Mr. C (Clinical Therapy)

Prior to entering the program, I had a misconception that the oral health literacy of the general population were at a particular standard. As we live in country where the health care system is ranked top 30. Also, my parents have always had dental insurance and I would visit the dental office every six months. However, I gradually learn throughout the program, a client’s oral status and oral health perceptions is mediated by social determinants. In my senior years in dental hygiene, I was able to experience what we learned in class first hand. Mr.C a 65 year old man who was recently divorced,neglected by family members and recently moved to east Vancouver. With the castastrophe Mr. C was experiencing in his current stage of life, his oral health was in a similar state. When asked when was the last time he brushed, he stated he could not remember. Mr. C acknowledged that he had neglected taking care of his oral health, but also stated that he stopped brushing his teeth due to pain and the excessive bleeding. Mr. C thought that the bleeding of his gums was caused by his tooth brushing. Through debridement, client education, and oral self care sessions, there was a gradual improvement of his oral health.
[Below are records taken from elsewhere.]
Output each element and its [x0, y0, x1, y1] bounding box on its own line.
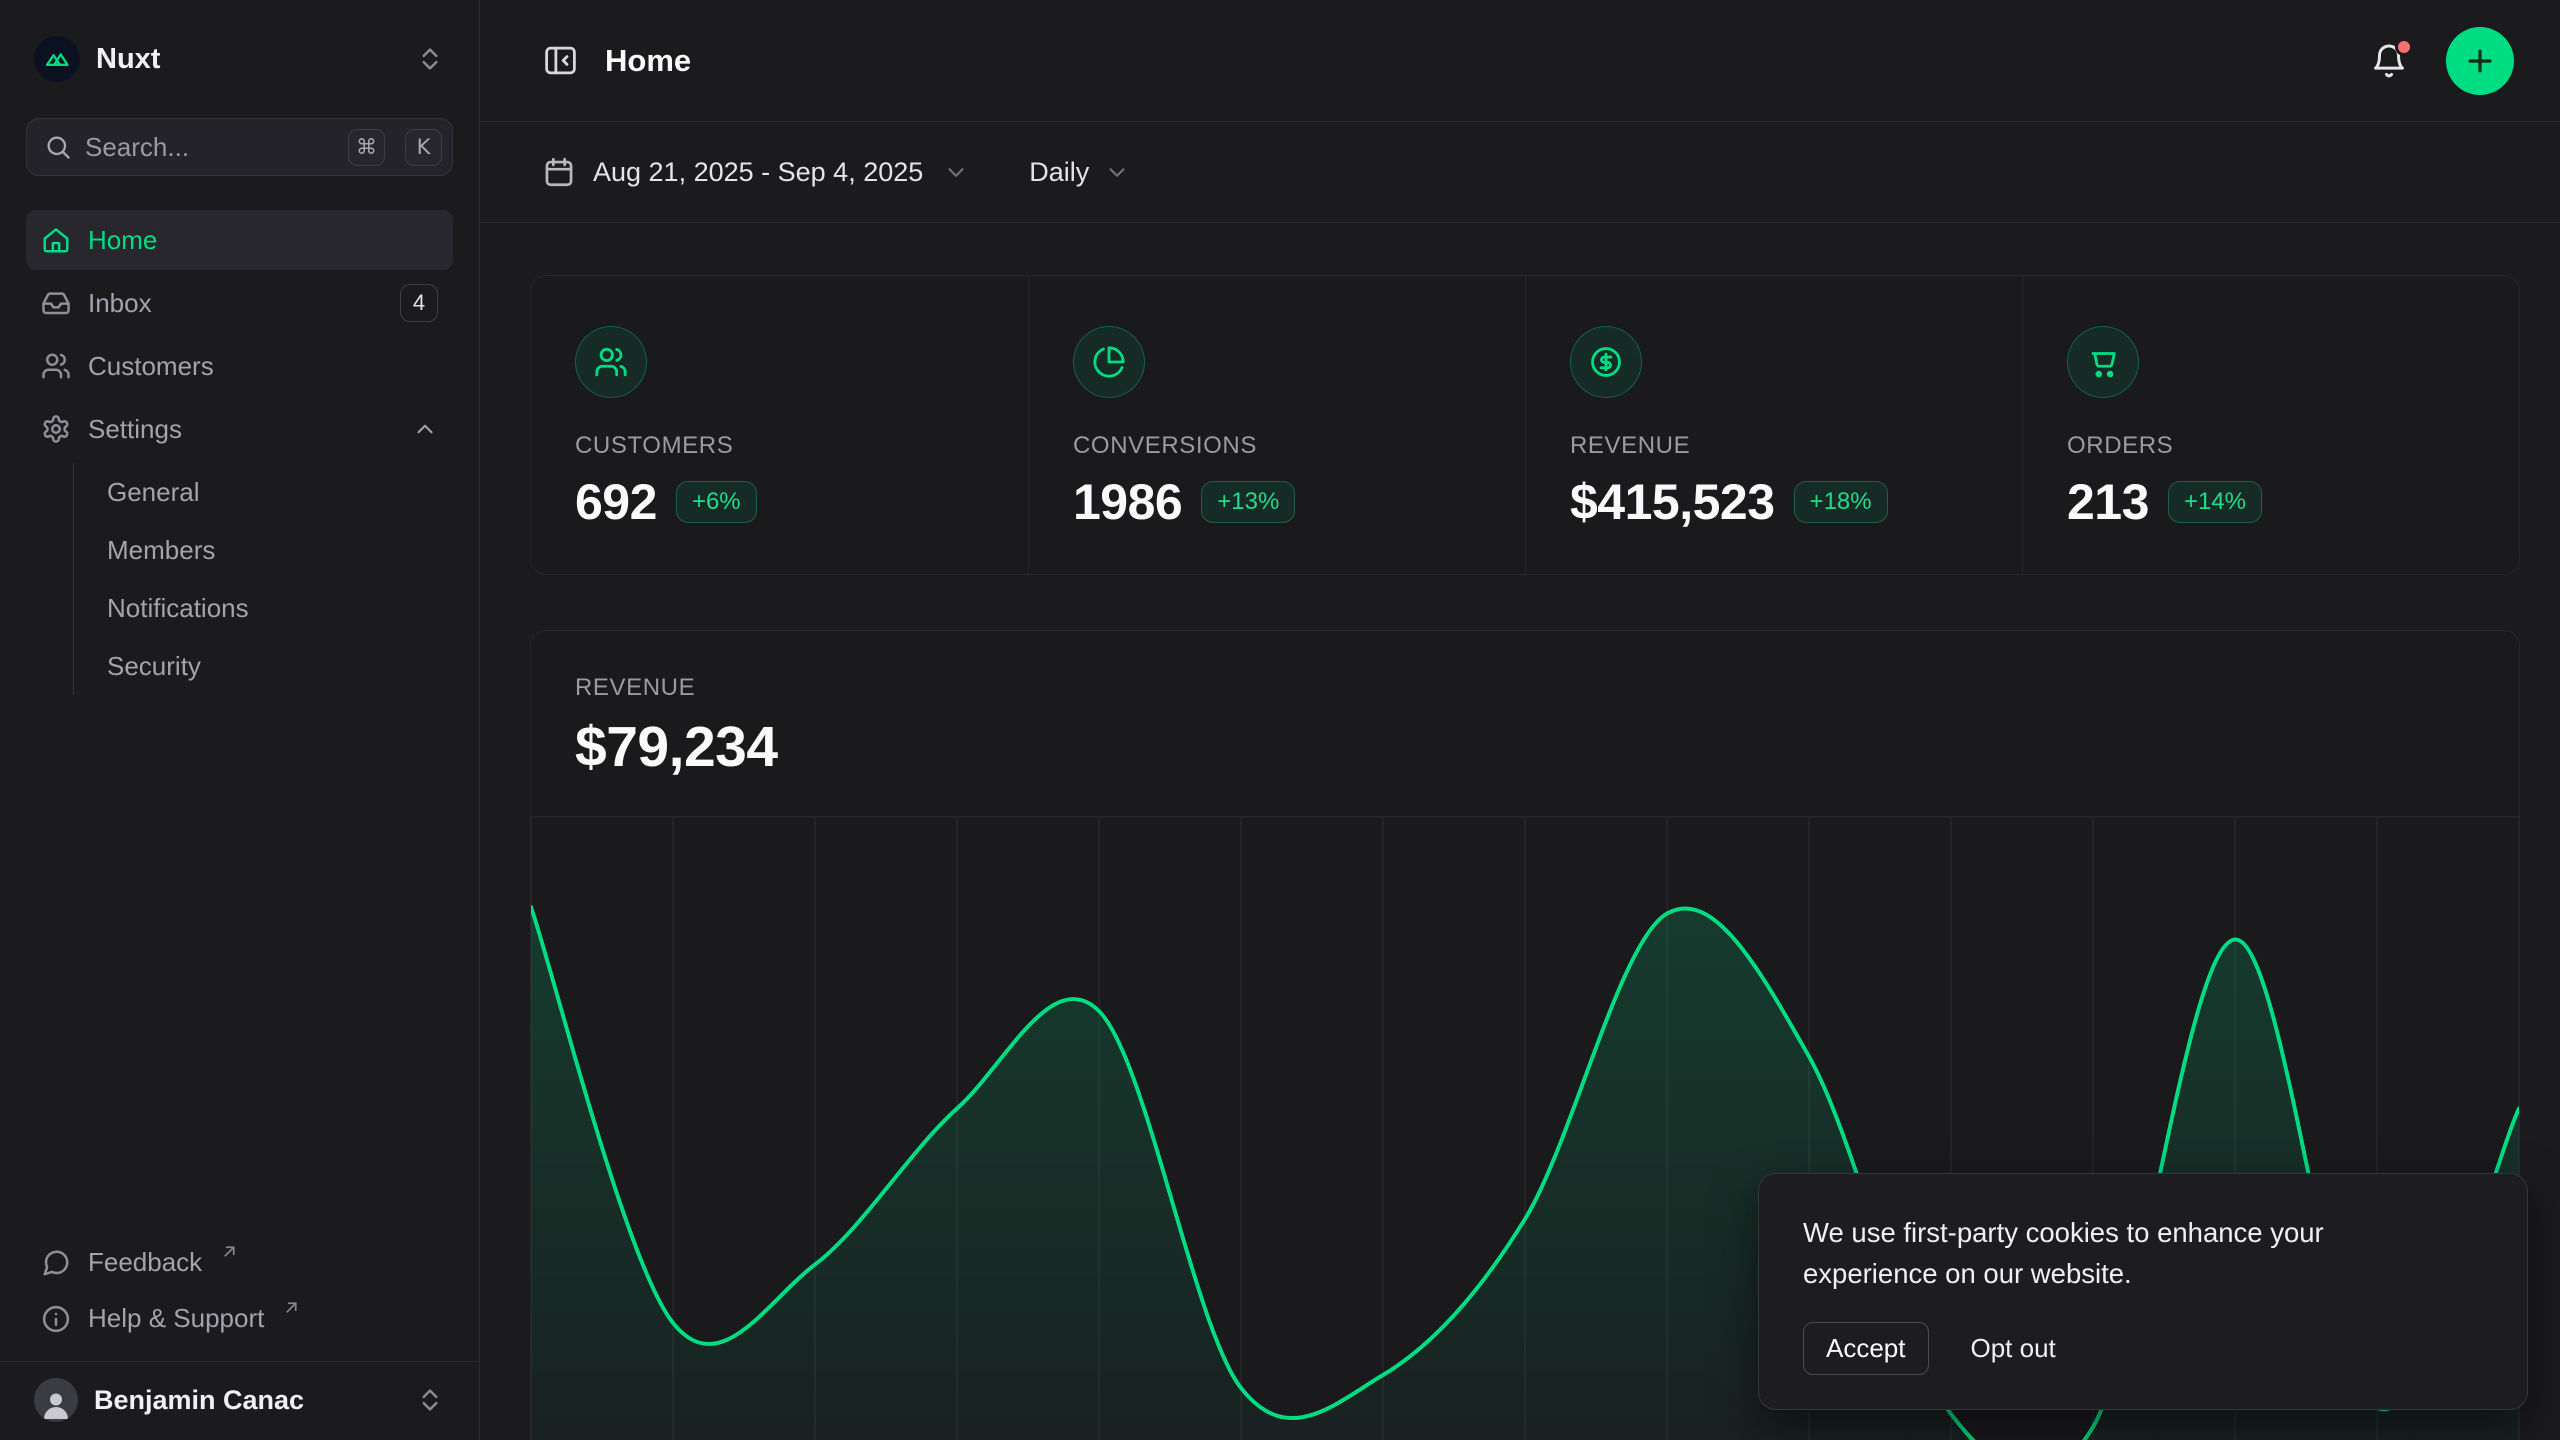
user-name: Benjamin Canac: [94, 1385, 304, 1416]
stat-customers[interactable]: CUSTOMERS 692 +6%: [531, 276, 1028, 574]
chevron-down-icon: [943, 159, 969, 185]
stat-delta-badge: +6%: [676, 481, 757, 523]
chevrons-up-down-icon: [415, 44, 445, 74]
workspace-switcher[interactable]: Nuxt: [26, 30, 453, 88]
stat-label: REVENUE: [1570, 432, 1978, 460]
chevron-up-icon: [412, 416, 438, 442]
stat-orders[interactable]: ORDERS 213 +14%: [2022, 276, 2519, 574]
workspace-name: Nuxt: [96, 43, 160, 76]
stat-value: 692: [575, 473, 657, 531]
stat-label: CUSTOMERS: [575, 432, 984, 460]
help-support-label: Help & Support: [88, 1303, 264, 1334]
sidebar-item-home[interactable]: Home: [26, 210, 453, 270]
app-root: { "accent_color": "#00dc82", "sidebar": …: [0, 0, 2560, 1440]
stat-value: $415,523: [1570, 473, 1775, 531]
user-menu[interactable]: Benjamin Canac: [26, 1362, 453, 1440]
sidebar-item-customers[interactable]: Customers: [26, 336, 453, 396]
sidebar-item-label: Settings: [88, 414, 182, 445]
shopping-cart-icon: [2067, 326, 2139, 398]
subitem-label: Security: [107, 651, 201, 682]
date-range-value: Aug 21, 2025 - Sep 4, 2025: [593, 157, 923, 188]
sidebar-nav: Home Inbox 4 Customers Settings Ge: [26, 210, 453, 701]
subitem-label: Members: [107, 535, 215, 566]
sidebar-collapse-icon[interactable]: [542, 42, 579, 79]
stat-revenue[interactable]: REVENUE $415,523 +18%: [1525, 276, 2022, 574]
granularity-select[interactable]: Daily: [1029, 157, 1130, 188]
plus-icon: [2463, 44, 2497, 78]
search-icon: [44, 133, 72, 161]
chevron-down-icon: [1104, 159, 1130, 185]
user-avatar: [34, 1378, 78, 1422]
search-input[interactable]: [85, 132, 335, 163]
stat-label: ORDERS: [2067, 432, 2475, 460]
cookie-message-line1: We use first-party cookies to enhance yo…: [1803, 1212, 2483, 1253]
inbox-icon: [41, 288, 71, 318]
notification-dot: [2395, 38, 2413, 56]
home-icon: [41, 225, 71, 255]
sidebar-spacer: [26, 701, 453, 1237]
topbar-actions: [2370, 27, 2514, 95]
cookie-message-line2: experience on our website.: [1803, 1253, 2483, 1294]
sidebar-subitem-security[interactable]: Security: [107, 637, 453, 695]
kbd-meta: ⌘: [348, 129, 385, 166]
granularity-value: Daily: [1029, 157, 1089, 188]
sidebar-item-settings[interactable]: Settings: [26, 399, 453, 459]
stat-value: 1986: [1073, 473, 1182, 531]
settings-subnav: General Members Notifications Security: [73, 463, 453, 695]
add-button[interactable]: [2446, 27, 2514, 95]
stat-label: CONVERSIONS: [1073, 432, 1481, 460]
stat-conversions[interactable]: CONVERSIONS 1986 +13%: [1028, 276, 1525, 574]
sidebar-subitem-general[interactable]: General: [107, 463, 453, 521]
calendar-icon: [542, 155, 576, 189]
cookie-actions: Accept Opt out: [1803, 1322, 2483, 1375]
accept-button[interactable]: Accept: [1803, 1322, 1929, 1375]
cookie-banner: We use first-party cookies to enhance yo…: [1758, 1173, 2528, 1410]
stat-value: 213: [2067, 473, 2149, 531]
chart-pie-icon: [1073, 326, 1145, 398]
info-circle-icon: [41, 1304, 71, 1334]
sidebar-item-inbox[interactable]: Inbox 4: [26, 273, 453, 333]
feedback-link[interactable]: Feedback: [26, 1237, 453, 1293]
revenue-total: $79,234: [575, 714, 2475, 780]
date-range-picker[interactable]: Aug 21, 2025 - Sep 4, 2025: [542, 155, 969, 189]
users-icon: [575, 326, 647, 398]
page-title: Home: [605, 43, 691, 79]
revenue-chart-header: REVENUE $79,234: [531, 631, 2519, 780]
stat-delta-badge: +13%: [1201, 481, 1295, 523]
help-support-link[interactable]: Help & Support: [26, 1293, 453, 1349]
sidebar-item-label: Customers: [88, 351, 214, 382]
subitem-label: Notifications: [107, 593, 249, 624]
opt-out-button[interactable]: Opt out: [1971, 1323, 2056, 1374]
revenue-label: REVENUE: [575, 674, 2475, 702]
feedback-label: Feedback: [88, 1247, 202, 1278]
sidebar-subitem-notifications[interactable]: Notifications: [107, 579, 453, 637]
message-bubble-icon: [41, 1248, 71, 1278]
sidebar-item-label: Inbox: [88, 288, 152, 319]
notifications-button[interactable]: [2370, 42, 2408, 80]
stat-delta-badge: +14%: [2168, 481, 2262, 523]
sidebar-item-label: Home: [88, 225, 157, 256]
users-icon: [41, 351, 71, 381]
search-input-wrap[interactable]: ⌘ K: [26, 118, 453, 176]
gear-icon: [41, 414, 71, 444]
sidebar: Nuxt ⌘ K Home Inbox 4: [0, 0, 480, 1440]
external-link-icon: [283, 1299, 300, 1316]
filters-toolbar: Aug 21, 2025 - Sep 4, 2025 Daily: [480, 122, 2560, 223]
subitem-label: General: [107, 477, 200, 508]
stats-card: CUSTOMERS 692 +6% CONVERSIONS 1986 +13%: [530, 275, 2520, 575]
external-link-icon: [221, 1243, 238, 1260]
stat-delta-badge: +18%: [1794, 481, 1888, 523]
kbd-k: K: [405, 129, 442, 166]
chevrons-up-down-icon: [415, 1385, 445, 1415]
nuxt-logo: [34, 36, 80, 82]
sidebar-subitem-members[interactable]: Members: [107, 521, 453, 579]
topbar: Home: [480, 0, 2560, 122]
inbox-count-badge: 4: [400, 284, 438, 322]
circle-dollar-icon: [1570, 326, 1642, 398]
Moreover, there was visible change in his overall well-being as well. There was an increase in self-esteemed as Mr. C understood that he had control over his own oral health. He would enthusiastically give me weekly updates of the decrease in bleeding that he was experiencing. In addition, he would tell me about how he was meeting up with friends more often now as well. Through the supportive dental hygiene care that I was providing Mr. C was able to maintain his oral health and optimize his oral functions.

Community externship at Pioneer ( Clinical Therapy)

During term 1, I had the opportunity to experience what it was like for a dental hygienist to work in a community setting. More specifically, our group was allocated to the mental illness population. For the special needs population, there appears to be more complications with their systemic health, mental health, psychosocial health, and drug interactions. Thus, it important as a dental hygienist to record a detailed and in depth assessment. One of my client had schizophrenia, artificial heart valves, systemic lupus erythematosus (SLE) and had penicillin allergy. Moreover, he was on a whole list of medications. As a primary care giver, it was my responsibility to ensure the side-effects of the drugs, possible contraindications, and also see if pre-medication is necessary prior to treatment. Through the use research, critical thinking, and communication and collaboration with the on site nurse, some adjustments were made to his medications prior to treatment. My client’s warfarin had to be taken off 48 hours prior to treatment and 600mg of Clindamycin had to be ingested one hour prior. Ultimately, clinical therapy was demonstrated by identifying clients at risk for medical emergencies and I used appropriate strategies to minimize such risks.